CR, complete remission; CRi, CR with incomplete hematological recovery; nPR, nodular partial remission; NR, not reached; OS, overall survival; PFS, progression-free survival; PR, partial remission.
*
Data from Stilgenbauer et al.1
Response at Week 36 (±4 weeks)

Safety

  • No new safety signals were observed in this analysis.
  • 98% and 89% of patients experienced any-grade and Grade ≥3 treatment-emergent adverse events, respectively.
    • The most common Grade ≥3 treatment-emergent adverse events were neutropenia (42%), infections (33%), anemia (16%), and thrombocytopenia (16%).
  • Adverse events resulting in a dose reduction occurred in 18% of patients.

Post hoc genetic subgroup analysis

  • In the univariate analysis, the median PFS was higher in patients with unmutated SF3B1 vs mutated SF3B1 (30.2 vs 16.4 months; p = 0.0071).
  • Multivariable analysis showed that ≥2 prior therapies, unmutated IGHV, nodal size ≥5 cm, SF3B1 mutated, and ≥2 TP53 mutations did not significantly impact ORR and PFS.

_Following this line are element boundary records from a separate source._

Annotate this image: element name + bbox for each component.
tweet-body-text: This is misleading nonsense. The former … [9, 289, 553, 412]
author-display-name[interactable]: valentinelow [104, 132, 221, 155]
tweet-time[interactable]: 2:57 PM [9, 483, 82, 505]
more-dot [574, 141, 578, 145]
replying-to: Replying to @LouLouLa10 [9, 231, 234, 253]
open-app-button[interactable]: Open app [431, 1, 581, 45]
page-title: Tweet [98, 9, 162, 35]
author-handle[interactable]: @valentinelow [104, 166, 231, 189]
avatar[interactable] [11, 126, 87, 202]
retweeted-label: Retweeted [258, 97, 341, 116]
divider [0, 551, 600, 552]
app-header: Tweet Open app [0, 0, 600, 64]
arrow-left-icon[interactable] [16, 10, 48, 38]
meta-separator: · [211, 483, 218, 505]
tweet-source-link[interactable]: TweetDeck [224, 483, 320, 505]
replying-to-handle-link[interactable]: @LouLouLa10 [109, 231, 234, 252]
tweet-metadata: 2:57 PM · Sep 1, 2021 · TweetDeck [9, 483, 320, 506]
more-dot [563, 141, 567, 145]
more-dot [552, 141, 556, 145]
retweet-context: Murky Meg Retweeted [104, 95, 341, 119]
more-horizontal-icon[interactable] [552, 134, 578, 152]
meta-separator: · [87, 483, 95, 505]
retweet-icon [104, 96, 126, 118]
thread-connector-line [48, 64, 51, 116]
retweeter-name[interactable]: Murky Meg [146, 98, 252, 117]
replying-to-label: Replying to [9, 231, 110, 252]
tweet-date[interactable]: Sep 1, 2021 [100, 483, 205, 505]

Post hoc comparative analysis of M13-982 and MURANO

  • Median PFS from treatment initiation was 27.6 months (95% CI: 22.8–37.1) in the M13-982 cohort, while the median PFS from randomization was 37.4 months (95% CI: 29.4–52.3) in the MURANO cohort.
  • The estimated 60-month OS rates were 50.6% and 70.2% in the M13-982 and MURANO cohorts, respectively.
  • Median PFS by MRD status in patients who received ≥2 years of venetoclax in both trials is shown in Figure 2.

Figure 2. Median PFS from month 24 by MRD status in the M13-982 and MURANO trials*

MRD, measurable residual disease; NR, not reached; PFS, progression-free survival.
*Data from Stilgenbauer et al.1
MRD status was classified as undetectable (<10−4), low MRD positive (MRD+, 10−4 to 10–2), and high MRD+ (>10−2).

 

Key learnings
  • Long-term survival outcomes from the M13-982 trial show the benefit of continuous venetoclax monotherapy in patients with del(17p) CLL.
  • Efficacy of venetoclax for patients with del(17p) CLL was not remarkably impacted by the presence of individual adverse biological features.